Consumers Continue to Open their Wallets
Before we, the American Consumer, attacked the Black Friday sales last weekend, some reports were released signaling the 2019 holiday shopping season would be a huge success! The Commerce Department released strong consumer spending numbers, and the upward revision in third-quarter GDP was also credited to consumer spending. The Commerce Department report showed consumer spending increased 0.3% last month, exceeding economists’ forecasts of a 0.2% increase. Consumer spending rose for the eighth consecutive month in October!
Consumer Confidence Index Points to a Successful Holiday Spending Season
Of course, like life, the report had good points and bad points. The overall spending direction pointing to a continued upward trend, but confidence among the nation’s consumers fell for the fourth consecutive month, as Americans expressed more worries about the U.S. labor market. The Conference Board reported its consumer confidence index (how optimistic or pessimistic consumers are regarding their expected financial situation) slipped 0.6 points to 125.5. Economists had expected a reading of 128.2. Just over a year ago, the consumer confidence index hit an 18-year high, but it has steadily fallen in the wake of lingering trade tensions with China. In the details, although the way Americans feel about the economy “at the moment” dipped slightly, they expect it to improve in the months ahead. The so-called present situation index dipped to 166.9 from 173. Yet the gauge that looks at expectations six months from now rose to 97.9 from 94.5. So, what does it all mean? “Overall, confidence levels are still high and should support solid spending during this holiday season,” said Lynn Franco, director of economic indicators at the privately-run Conference Board.
GDP Upside Revision Due to U.S. Consumer Spending
Consumer spending is still in control of the overall direction of the economy. The third-quarter GDP growth was revised upward from 1.9% to 2.1%. According to Marc Chaikin of Chaikin Analytics, this a counterweight to the 2.2% drop in earnings in the 3rd quarter. Mark stated, “Even that statistic is misleading in that all the weakness was centered in the Energy sector, so that ex-Energy, earnings in the S&P 500 Index rose in the 3rd quarter.” Earnings were expected to be down across the board.

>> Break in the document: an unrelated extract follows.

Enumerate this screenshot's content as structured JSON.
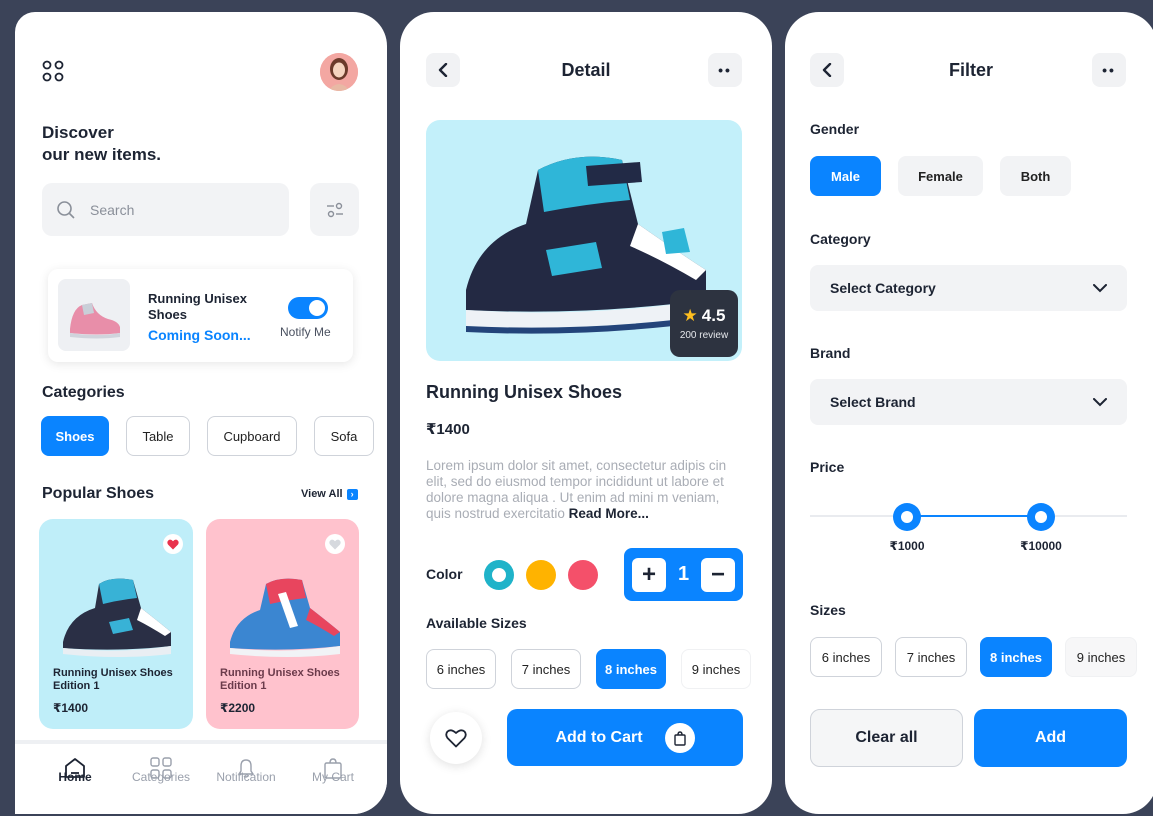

Consumer-Led Rally Continues to Tame Recession Fears
Online retail sales are driving the 2019 Holiday Season. Black Friday saw record online sales of $7.4 billion. Cyber Monday is expected to yield a record $9.4 billion in revenue online. The consumer, for now, is living large and in charge of the overall direction of the U.S. economy.
The Takeaway from this MMQB?
The U.S. consumer has faith in our economy. The proof is in the spending. This holiday season started with a bang and will likely finish with record numbers. Record sales numbers led to better than expected corporate earnings, the catalyst to better stock prices in the future. To the stock market naysayers, we have one simple observation – Recessions occur when the U.S. consumer is dialing down their spending, not ramping it up!